- Wanzarbé attack: Part of Jihadist insurgency in Niger
| Date | March 6, 2017 |
| Location | Between Wanzarbé and Yatakala, Tillaberi Region, Niger |
| Result | Indecisive |

Belligerents
- Niger: Islamic State in the Greater Sahara

Casualties and losses
- 5–7 killed 4 injured 1 vehicle destroyed: Unknown

= Wanzarbé attack =

2017 battle in Niger

On March 6, 2017, Islamic State in the Greater Sahara (ISGS) militants attacked Nigerien forces between Wanzarbe and Yatakala, Niger.

== Background ==
The Islamic State in the Greater Sahara (ISGS) splintered off from MOJWA in the mid-2010's and became an official Islamic State branch in 2016 with Adnan Abu Walid al-Sahrawi as leader. They launched their first attacks in Niger in October 2016, on the Koutokole prison and possibly in Tazalit. In February 2017, the group attacked Nigerien forces again in Tilwa, in rural Tillabéri Region, killing dozens of Nigerien soldiers. Three days prior to the attack in Wanzarbe, the Nigerien government declared a state of emergency in Tillaberi and Tahoua Region.

== Attack ==
The attack took place in the morning of March 6, in the same area where three Nigerien gendarmes had been killed a year prior. A Nigerien gendarme post in between the villages of Wanzarbe and Yatakala, Tillabéri Region, near the Malian and Burkinabe border.
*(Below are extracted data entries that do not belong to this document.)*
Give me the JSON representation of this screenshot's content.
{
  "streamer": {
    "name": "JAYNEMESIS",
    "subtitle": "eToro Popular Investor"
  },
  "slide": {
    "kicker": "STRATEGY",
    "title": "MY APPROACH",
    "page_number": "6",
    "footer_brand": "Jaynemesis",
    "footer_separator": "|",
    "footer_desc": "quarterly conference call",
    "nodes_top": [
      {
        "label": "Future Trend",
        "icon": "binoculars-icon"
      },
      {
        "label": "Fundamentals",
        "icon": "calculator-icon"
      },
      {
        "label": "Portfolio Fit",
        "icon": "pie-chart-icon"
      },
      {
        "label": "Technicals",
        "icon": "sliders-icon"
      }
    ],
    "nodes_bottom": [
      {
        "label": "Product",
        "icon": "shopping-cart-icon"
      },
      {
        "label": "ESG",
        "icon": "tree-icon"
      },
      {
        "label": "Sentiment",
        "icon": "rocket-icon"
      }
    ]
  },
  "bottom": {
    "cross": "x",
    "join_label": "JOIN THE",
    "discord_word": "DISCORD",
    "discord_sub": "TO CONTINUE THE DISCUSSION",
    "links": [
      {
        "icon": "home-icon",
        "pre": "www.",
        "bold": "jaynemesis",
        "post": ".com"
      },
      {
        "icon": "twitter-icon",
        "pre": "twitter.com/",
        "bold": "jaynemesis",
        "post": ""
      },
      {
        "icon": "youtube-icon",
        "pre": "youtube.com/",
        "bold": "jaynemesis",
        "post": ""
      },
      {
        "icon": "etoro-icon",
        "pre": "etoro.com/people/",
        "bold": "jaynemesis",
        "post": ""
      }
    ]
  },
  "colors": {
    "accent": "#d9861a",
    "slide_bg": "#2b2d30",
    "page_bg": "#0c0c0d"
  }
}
The jihadists were unable to take the outpost, however, and fled. The Nigerien army began combing operations in the area after the attack was reported, and French forces launched two planes and three helicopters from Gao.

Initially, Nigerien officials reported that four soldiers were killed in the attack. This toll was revised to five killed an hour later and one vehicle destroyed. However, Voice of America stated that seven soldiers were killed and four were injured. The ISGS claimed responsibility for the attack on January 12, 2018.